|Source:New America Foundation- Emily Bazelon moderating this event.|
"Health Care and the Supreme Court:
What will the decision say about constitutional resilience?
This is an excerpt from the Future Tense "Resilience" event. In it, Emily Bazelon asks Professor Garrett Epps to discuss the Supreme Court's upcoming decision on Health Care.
The ability to bounce back, to absorb shocks, to persevere, to retain functionality over time, to endure, to adapt, to succeed, to survive, to sustain... so many verbs are conjured up by the term "resilience." Whether we're talking about our bodies, our minds, our communities, our institutions or our natural environment, the R-word provides a conceptual framework for designing a better tomorrow. Please join us for a wide-ranging inquiry on what it means to be resilient and what a resilient future could look like.
Garrett Epps -- @profepps
Professor of Law, University of Baltimore
Legal Affairs Editor, The American Prospect
Emily Bazelon-- @emilybazelon
Senior Editor, Slate"
From the New America Foundation
I don't mean to sound like a washed up rock singer who only has one line left, but I'm not a lawyer. But looking at this from a non-lawyer, I think the only constitutional questions about the Affordable Care Act (also known as ObamaCare, before it was RomneyCare) is whether the Federal Government has the constitutional right to require Americans to buy a product over the private market, which is what health insurance is, or sign up for Medicaid, if they're eligible for Medicaid. T
The other constitutional question in the ACA being about the Medicaid expansion: can the Feds force the states to expand their Medicaid program to cover low-income, working adults and penalize them if they refuse to do so.

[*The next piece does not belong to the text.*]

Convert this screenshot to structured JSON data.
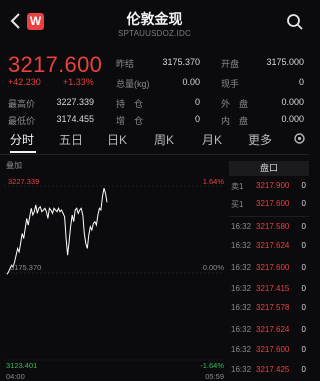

There really are no other constitutional questions for the Affordable Care Act. Under the Commerce Clause, the Federal Government has the right to regulate commerce in America. Health care and health insurance are both products in America. And under the 16th Amendment to the U.S. Constitution, the Federal Government has to right to raise or cut taxes. And under the ACA, Americans who make too much money to be eligible for Medicaid, but not enough money to afford private health insurance, are eligible for a tax subsidy to pay for private health insurance.
I'm not a Conservative, not a Constitutional Conservative. I'm a constitutionalist though in the liberal (or classical liberal, if you prefer) sense and if you are looking at the Affordable Care Act in a constitutional conservative sense, I think it's easy to rule that the ACA is constitutional, except for perhaps the health care mandate and the Medicaid portion of the bill. Even if you don't like the law and Congress and the President to repeal the law.
It's not the job of the Supreme Court to decide on the merits of a law, just the constitutionality of it. So throwing out the whole ACA by the Supreme Court simply because you don't like it, or because you are throwing out the mandate and the Medicaid prevision, wouldn't be constitutionally conservative.